重新进入房间,苏芷的内心无比的平和,就连脸上显现出来的笑容都刻意地经过了表情的管控,显得既温婉又美丽。
前头苏芷便将这个房间做过划分和安排。
因而在丁三的这间房间里住的可不只有他一个人。而是将同时染病的孟庭元和王仁义一块儿转入到了其中。
所以苏芷带着一大波人出现的时候,里面躺着的便是这三人。
而其中又有两个人醒着,一个人却侧着身子好似睡了过去。
但是苏芷只瞧了一眼,听听他的呼吸声便知道他可不是自愿睡过去的,而是着了某些人的手段被
药得昏迷过去了。
这会儿她的针对对象跟那昏迷过去的人没有关系,她只看了一眼,暂时也不打算多管,而是看向那边的两个床位相邻的孟庭元和王仁义。
“怎么样你们的病情还好吗?”苏芷的声音温柔甜美,这若是平时任是谁人听到恐怕都觉得荣幸无比。但是此时听在这两人的耳朵里却只觉得有一阵阴森寒冷的气息直钻两人的心肺。

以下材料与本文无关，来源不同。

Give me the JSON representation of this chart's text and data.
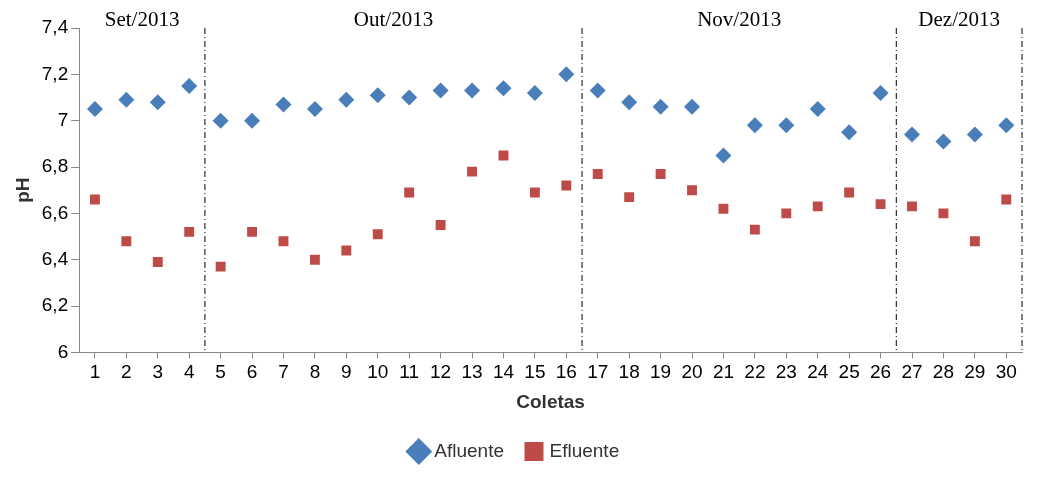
{
  "chart_data": {
    "type": "scatter",
    "xlabel": "Coletas",
    "ylabel": "pH",
    "x": [
      1,
      2,
      3,
      4,
      5,
      6,
      7,
      8,
      9,
      10,
      11,
      12,
      13,
      14,
      15,
      16,
      17,
      18,
      19,
      20,
      21,
      22,
      23,
      24,
      25,
      26,
      27,
      28,
      29,
      30
    ],
    "xlim": [
      0.5,
      30.5
    ],
    "xticks": [
      1,
      2,
      3,
      4,
      5,
      6,
      7,
      8,
      9,
      10,
      11,
      12,
      13,
      14,
      15,
      16,
      17,
      18,
      19,
      20,
      21,
      22,
      23,
      24,
      25,
      26,
      27,
      28,
      29,
      30
    ],
    "ylim": [
      6,
      7.4
    ],
    "yticks": [
      {
        "value": 6,
        "label": "6"
      },
      {
        "value": 6.2,
        "label": "6,2"
      },
      {
        "value": 6.4,
        "label": "6,4"
      },
      {
        "value": 6.6,
        "label": "6,6"
      },
      {
        "value": 6.8,
        "label": "6,8"
      },
      {
        "value": 7,
        "label": "7"
      },
      {
        "value": 7.2,
        "label": "7,2"
      },
      {
        "value": 7.4,
        "label": "7,4"
      }
    ],
    "grid": false,
    "legend": "bottom",
    "series": [
      {
        "name": "Afluente",
        "color": "#4a7ebb",
        "marker": "diamond",
        "values": [
          7.05,
          7.09,
          7.08,
          7.15,
          7.0,
          7.0,
          7.07,
          7.05,
          7.09,
          7.11,
          7.1,
          7.13,
          7.13,
          7.14,
          7.12,
          7.2,
          7.13,
          7.08,
          7.06,
          7.06,
          6.85,
          6.98,
          6.98,
          7.05,
          6.95,
          7.12,
          6.94,
          6.91,
          6.94,
          6.98
        ]
      },
      {
        "name": "Efluente",
        "color": "#be4b48",
        "marker": "square",
        "values": [
          6.66,
          6.48,
          6.39,
          6.52,
          6.37,
          6.52,
          6.48,
          6.4,
          6.44,
          6.51,
          6.69,
          6.55,
          6.78,
          6.85,
          6.69,
          6.72,
          6.77,
          6.67,
          6.77,
          6.7,
          6.62,
          6.53,
          6.6,
          6.63,
          6.69,
          6.64,
          6.63,
          6.6,
          6.48,
          6.66
        ]
      }
    ],
    "ref_lines": [
      {
        "axis": "x",
        "value": 4.5,
        "color": "#000000",
        "line_style": "dashed"
      },
      {
        "axis": "x",
        "value": 16.5,
        "color": "#000000",
        "line_style": "dashed"
      },
      {
        "axis": "x",
        "value": 26.5,
        "color": "#000000",
        "line_style": "dashed"
      },
      {
        "axis": "x",
        "value": 30.5,
        "color": "#000000",
        "line_style": "dashed"
      }
    ],
    "annotations": [
      "Set/2013",
      "Out/2013",
      "Nov/2013",
      "Dez/2013"
    ]
  }
}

“赵…赵夫人,你怎么来呢?”孟庭元看起来还是挺有胆气的,明明已经看出面前这个带着一批人进来的女子好像发现了什么,但是他却也是极其的硬朗的,并不觉得他做错了什么,需要做出哪些更改来,而是长吁一口气,然后淡定自若地问起来。
问得话虽然寻常,但是听在旁人的耳朵里自然又有一番不同的理解。
按理说苏芷已经说过他们所中这毒她在没有药的时候暂时无法解除,所以这个时候她跑进来有何用处?
他们毕竟是男人,而她是女子,男女有别…
就算她是大夫也不行!
他是在怦击苏芷不守规矩。
不过苏芷现在并没有心情与他这些小小的细节,而是瞧着他,脸上温和柔婉的笑容正在以看得见的速度变幻。

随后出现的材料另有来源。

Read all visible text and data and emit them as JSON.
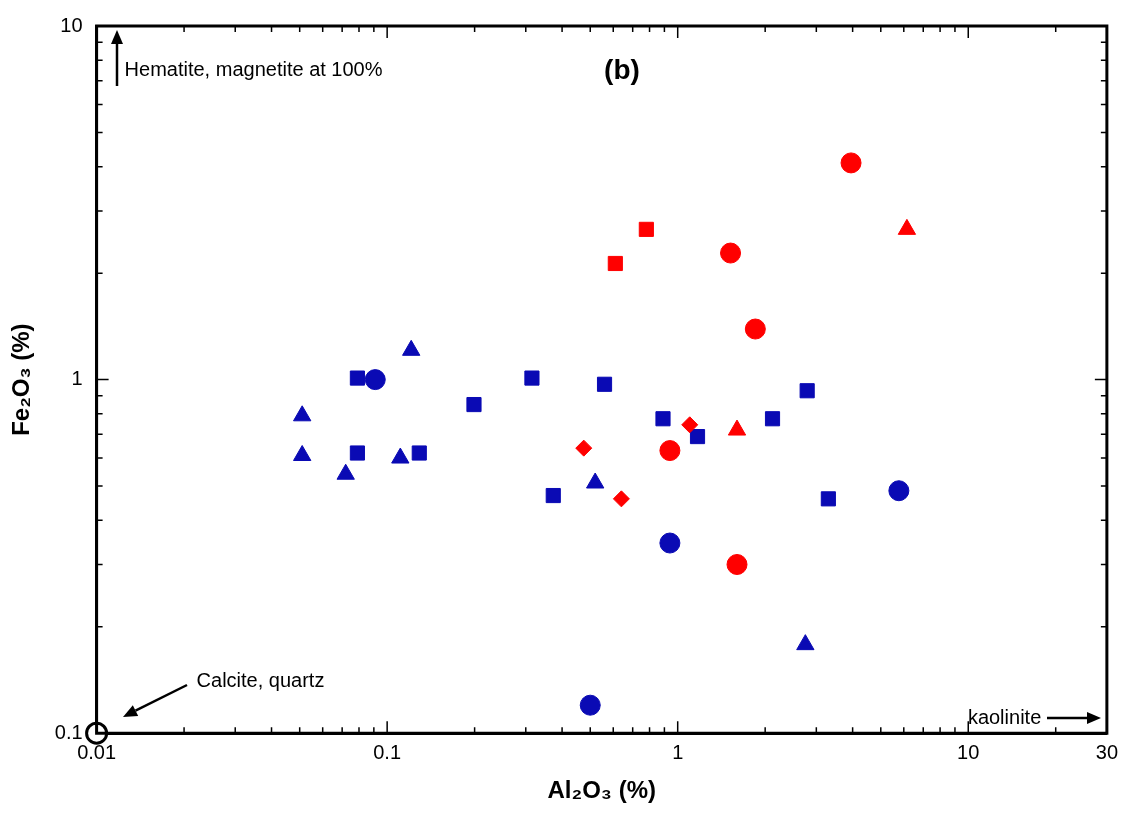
{
  "chart_data": {
    "type": "scatter",
    "title": "(b)",
    "xlabel": "Al₂O₃ (%)",
    "ylabel": "Fe₂O₃ (%)",
    "log": "xy",
    "grid": false,
    "legend": false,
    "xlim": [
      0.01,
      30
    ],
    "ylim": [
      0.1,
      10
    ],
    "xticks": [
      0.01,
      {
        "value": 0.02,
        "label": null
      },
      {
        "value": 0.03,
        "label": null
      },
      {
        "value": 0.04,
        "label": null
      },
      {
        "value": 0.05,
        "label": null
      },
      {
        "value": 0.06,
        "label": null
      },
      {
        "value": 0.07,
        "label": null
      },
      {
        "value": 0.08,
        "label": null
      },
      {
        "value": 0.09,
        "label": null
      },
      0.1,
      {
        "value": 0.2,
        "label": null
      },
      {
        "value": 0.3,
        "label": null
      },
      {
        "value": 0.4,
        "label": null
      },
      {
        "value": 0.5,
        "label": null
      },
      {
        "value": 0.6,
        "label": null
      },
      {
        "value": 0.7,
        "label": null
      },
      {
        "value": 0.8,
        "label": null
      },
      {
        "value": 0.9,
        "label": null
      },
      1,
      {
        "value": 2,
        "label": null
      },
      {
        "value": 3,
        "label": null
      },
      {
        "value": 4,
        "label": null
      },
      {
        "value": 5,
        "label": null
      },
      {
        "value": 6,
        "label": null
      },
      {
        "value": 7,
        "label": null
      },
      {
        "value": 8,
        "label": null
      },
      {
        "value": 9,
        "label": null
      },
      10,
      {
        "value": 20,
        "label": null
      },
      30
    ],
    "yticks": [
      0.1,
      {
        "value": 0.2,
        "label": null
      },
      {
        "value": 0.3,
        "label": null
      },
      {
        "value": 0.4,
        "label": null
      },
      {
        "value": 0.5,
        "label": null
      },
      {
        "value": 0.6,
        "label": null
      },
      {
        "value": 0.7,
        "label": null
      },
      {
        "value": 0.8,
        "label": null
      },
      {
        "value": 0.9,
        "label": null
      },
      1,
      {
        "value": 2,
        "label": null
      },
      {
        "value": 3,
        "label": null
      },
      {
        "value": 4,
        "label": null
      },
      {
        "value": 5,
        "label": null
      },
      {
        "value": 6,
        "label": null
      },
      {
        "value": 7,
        "label": null
      },
      {
        "value": 8,
        "label": null
      },
      {
        "value": 9,
        "label": null
      },
      10
    ],
    "annotations": [
      "Hematite, magnetite at 100%",
      "Calcite, quartz",
      "kaolinite"
    ],
    "series": [
      {
        "color": "#ff0000",
        "marker": "circle",
        "x": [
          3.95,
          1.52,
          1.85,
          0.94,
          1.6
        ],
        "values": [
          4.1,
          2.28,
          1.39,
          0.63,
          0.3
        ]
      },
      {
        "color": "#ff0000",
        "marker": "square",
        "x": [
          0.78,
          0.61
        ],
        "values": [
          2.66,
          2.13
        ]
      },
      {
        "color": "#ff0000",
        "marker": "triangle",
        "x": [
          6.15,
          1.6
        ],
        "values": [
          2.66,
          0.72
        ]
      },
      {
        "color": "#ff0000",
        "marker": "diamond",
        "x": [
          0.475,
          0.64,
          1.1
        ],
        "values": [
          0.64,
          0.46,
          0.745
        ]
      },
      {
        "color": "#0a0ab4",
        "marker": "circle",
        "x": [
          0.091,
          0.94,
          5.77,
          0.5
        ],
        "values": [
          1.0,
          0.345,
          0.485,
          0.12
        ]
      },
      {
        "color": "#0a0ab4",
        "marker": "square",
        "x": [
          0.079,
          0.079,
          0.129,
          0.199,
          0.315,
          0.373,
          0.56,
          0.89,
          1.17,
          2.12,
          2.79,
          3.3
        ],
        "values": [
          1.01,
          0.62,
          0.62,
          0.85,
          1.01,
          0.47,
          0.97,
          0.775,
          0.69,
          0.775,
          0.93,
          0.46
        ]
      },
      {
        "color": "#0a0ab4",
        "marker": "triangle",
        "x": [
          0.051,
          0.051,
          0.072,
          0.111,
          0.121,
          0.52,
          2.75
        ],
        "values": [
          0.79,
          0.61,
          0.54,
          0.6,
          1.21,
          0.51,
          0.178
        ]
      },
      {
        "color": "#000000",
        "marker": "circle",
        "x": [
          0.01
        ],
        "values": [
          0.1
        ]
      }
    ]
  }
}
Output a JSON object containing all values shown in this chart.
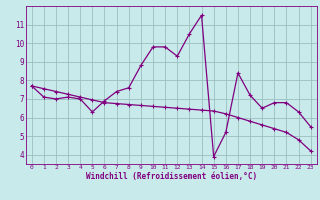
{
  "line1_x": [
    0,
    1,
    2,
    3,
    4,
    5,
    6,
    7,
    8,
    9,
    10,
    11,
    12,
    13,
    14,
    15,
    16,
    17,
    18,
    19,
    20,
    21,
    22,
    23
  ],
  "line1_y": [
    7.7,
    7.1,
    7.0,
    7.1,
    7.0,
    6.3,
    6.9,
    7.4,
    7.6,
    8.8,
    9.8,
    9.8,
    9.3,
    10.5,
    11.5,
    3.9,
    5.2,
    8.4,
    7.2,
    6.5,
    6.8,
    6.8,
    6.3,
    5.5
  ],
  "line2_x": [
    0,
    1,
    2,
    3,
    4,
    5,
    6,
    7,
    8,
    9,
    10,
    11,
    12,
    13,
    14,
    15,
    16,
    17,
    18,
    19,
    20,
    21,
    22,
    23
  ],
  "line2_y": [
    7.7,
    7.55,
    7.4,
    7.25,
    7.1,
    6.95,
    6.8,
    6.75,
    6.7,
    6.65,
    6.6,
    6.55,
    6.5,
    6.45,
    6.4,
    6.35,
    6.2,
    6.0,
    5.8,
    5.6,
    5.4,
    5.2,
    4.8,
    4.2
  ],
  "line_color": "#800080",
  "bg_color": "#c8eaea",
  "grid_color": "#9bbfbf",
  "xlabel": "Windchill (Refroidissement éolien,°C)",
  "ylim": [
    3.5,
    12.0
  ],
  "xlim": [
    -0.5,
    23.5
  ],
  "yticks": [
    4,
    5,
    6,
    7,
    8,
    9,
    10,
    11
  ],
  "xticks": [
    0,
    1,
    2,
    3,
    4,
    5,
    6,
    7,
    8,
    9,
    10,
    11,
    12,
    13,
    14,
    15,
    16,
    17,
    18,
    19,
    20,
    21,
    22,
    23
  ],
  "marker_size": 3.5,
  "line_width": 0.9
}
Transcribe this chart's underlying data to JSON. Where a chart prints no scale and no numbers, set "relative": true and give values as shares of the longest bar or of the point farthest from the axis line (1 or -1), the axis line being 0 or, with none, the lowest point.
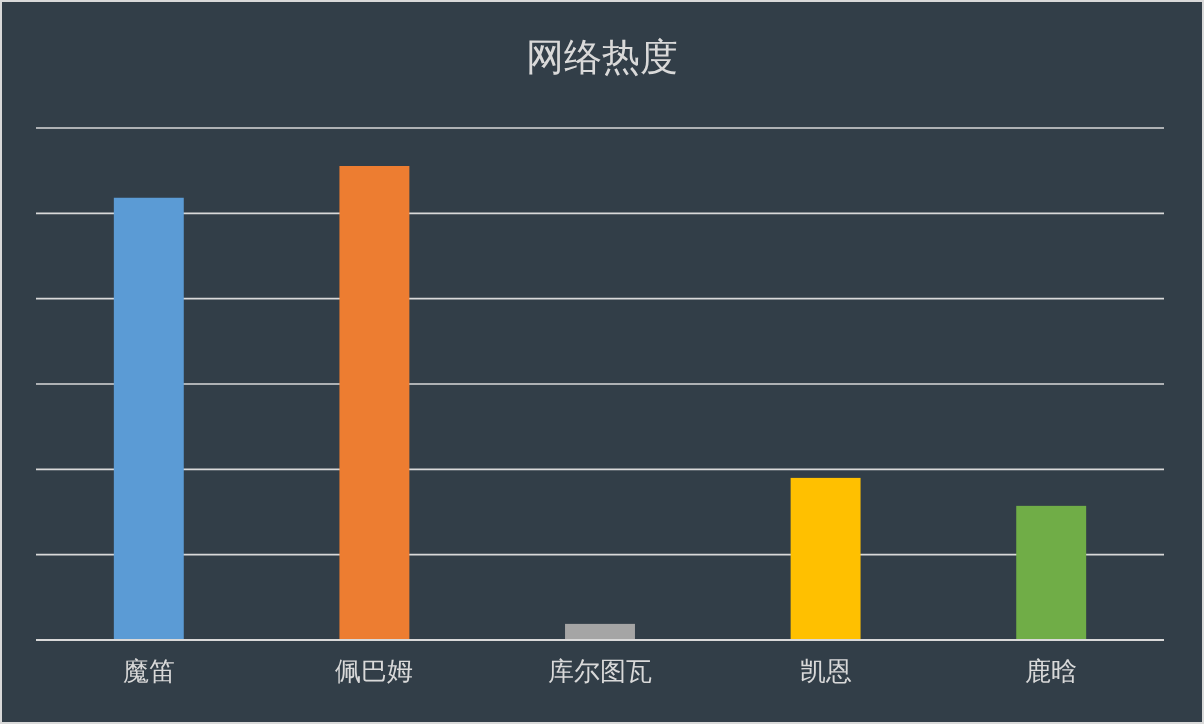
{
  "chart_data": {
    "type": "bar",
    "title": "网络热度",
    "categories": [
      "魔笛",
      "佩巴姆",
      "库尔图瓦",
      "凯恩",
      "鹿晗"
    ],
    "values": [
      0.933,
      1,
      0.034,
      0.342,
      0.283
    ],
    "colors": [
      "#5b9bd5",
      "#ed7d31",
      "#a5a5a5",
      "#ffc000",
      "#70ad47"
    ],
    "relative": true,
    "grid": true
  }
}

“真的不愧是孟大夫,从我到佛鼓镇其实一直都对你心怀尊敬,想着你是从福宁府那边被请过来的!
听说你过来的时候那边还没有来得及爆发疫症,不过你过来之后不久嘛,那边的疫症就比佛鼓镇还要严重了!”
孟庭元实在是弄不清楚苏芷跟他说这些到底有什么用意,当即也不做理睬,但心里面却有些犹如十五个吊桶七上八下的,再看看她虽然是一介弱女子,但他身边却围着不少强人。
他低下头去,暗自酝酿着他该怎么办?
“当然你可能会觉得这个时候我跑过来说这些个废话有什么用?”苏芷似乎也并不在乎他是否会回答,淡淡扬唇后又继续讲述。

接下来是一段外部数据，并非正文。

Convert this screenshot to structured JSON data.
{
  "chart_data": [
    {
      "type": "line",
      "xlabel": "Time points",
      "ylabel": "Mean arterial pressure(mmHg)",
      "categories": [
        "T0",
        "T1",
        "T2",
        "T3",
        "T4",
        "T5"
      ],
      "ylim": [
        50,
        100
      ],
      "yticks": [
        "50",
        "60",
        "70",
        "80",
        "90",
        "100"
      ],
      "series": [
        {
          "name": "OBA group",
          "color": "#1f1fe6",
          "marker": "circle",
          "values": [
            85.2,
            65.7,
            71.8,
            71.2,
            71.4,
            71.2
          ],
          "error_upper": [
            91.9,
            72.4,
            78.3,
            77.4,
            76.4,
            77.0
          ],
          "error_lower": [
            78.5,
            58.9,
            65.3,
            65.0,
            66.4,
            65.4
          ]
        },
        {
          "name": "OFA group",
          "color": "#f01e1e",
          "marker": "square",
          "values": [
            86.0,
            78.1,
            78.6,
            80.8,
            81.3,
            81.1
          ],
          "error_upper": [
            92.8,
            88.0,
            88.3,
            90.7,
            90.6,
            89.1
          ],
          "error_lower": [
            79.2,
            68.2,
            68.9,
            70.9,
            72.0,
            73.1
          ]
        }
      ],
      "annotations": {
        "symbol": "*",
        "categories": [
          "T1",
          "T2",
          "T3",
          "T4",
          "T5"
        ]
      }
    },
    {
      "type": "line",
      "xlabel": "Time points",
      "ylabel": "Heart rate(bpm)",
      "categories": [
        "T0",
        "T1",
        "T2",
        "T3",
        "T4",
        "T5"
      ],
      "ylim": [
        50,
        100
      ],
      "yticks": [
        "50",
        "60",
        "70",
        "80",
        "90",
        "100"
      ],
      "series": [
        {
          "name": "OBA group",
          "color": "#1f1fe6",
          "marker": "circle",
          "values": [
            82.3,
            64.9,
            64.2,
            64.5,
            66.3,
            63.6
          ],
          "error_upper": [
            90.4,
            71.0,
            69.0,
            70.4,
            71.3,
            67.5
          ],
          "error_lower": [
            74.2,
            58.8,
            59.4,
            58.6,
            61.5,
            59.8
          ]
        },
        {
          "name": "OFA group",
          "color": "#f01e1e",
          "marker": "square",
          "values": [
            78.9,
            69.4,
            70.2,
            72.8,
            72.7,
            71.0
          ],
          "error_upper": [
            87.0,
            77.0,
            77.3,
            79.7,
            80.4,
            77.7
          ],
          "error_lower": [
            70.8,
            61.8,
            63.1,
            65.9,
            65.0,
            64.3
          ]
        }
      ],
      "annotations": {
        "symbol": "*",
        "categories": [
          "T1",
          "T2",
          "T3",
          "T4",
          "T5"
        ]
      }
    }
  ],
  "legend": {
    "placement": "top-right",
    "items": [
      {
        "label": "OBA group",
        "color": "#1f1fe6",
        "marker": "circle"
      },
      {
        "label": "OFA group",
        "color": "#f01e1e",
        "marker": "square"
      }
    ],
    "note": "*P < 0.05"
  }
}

“原本你们百里相助,我想高县令一定是十分高兴和感激的,只可惜,高大人可能万万没想到,他迎来的帮手可不仅仅是帮手,他是一条心怀丑陋的狼!”
“赵夫人…你胡说八道,我…我一到佛鼓镇就兢兢业业地治病救人,虽然我们一行人医术不精,并没有做出什么实际的工作,但是你也不能这么侮辱我!”孟庭元的口才和反应力都的确不错,都已经到了这个地步了,他竟然还能够反驳。
不过苏芷却从不打没有把握的仗。
她既然找上门来,那就说明她自然是抓住了他的把柄。
“你的医术岂会不精?瞧瞧你身边这位躺着连什么意识都没有的丁三,你敢说不是你的手笔吗?”
不是他那就是王仁义动的手。
两个人反正是一丘之貉,对于她来说,两个人是谁都没有任何区别。
“那…那是他自己困了,睡着了!”孟庭元
的话有些吞吐,但是却依旧底气十足。
苏芷不知道他的底气是从哪里来的,不过很可笑。
她只随意挥了挥手,立刻就有人把丁大请了进来。
苏芷吩咐他检查一下丁三的情况。
只一会儿功夫,丁大便得出了结论:他趴在了丁三身上,大声的摇动他,呼喊他:“三儿,三儿,三儿…你快醒醒,你快醒醒!”
“他中了别人的昏迷药,你这样叫他是没有任何用处的!”
苏芷说着,从腰间取出长长的银针来,对准丁三手指的虎口扎了下去。
“啊…”丁三轻喊一声,睁开了眼睛,然后迷茫地看着面前突然多出来的这么多人。
接着把目光最后落在了丁大身上,朝着他大声道:“大哥,大哥,让他们交出解药来,我知道他们有解药!我听到了,我全都听到了!他们自己给自己解了毒!”
丁大一听睁大了眼睛,他立刻就想行动,但是却被苏芷一眼盯住了,他反应过来,现在这间屋子里最有权利的人不是他,而是面前这位美丽高贵得不像话的女子。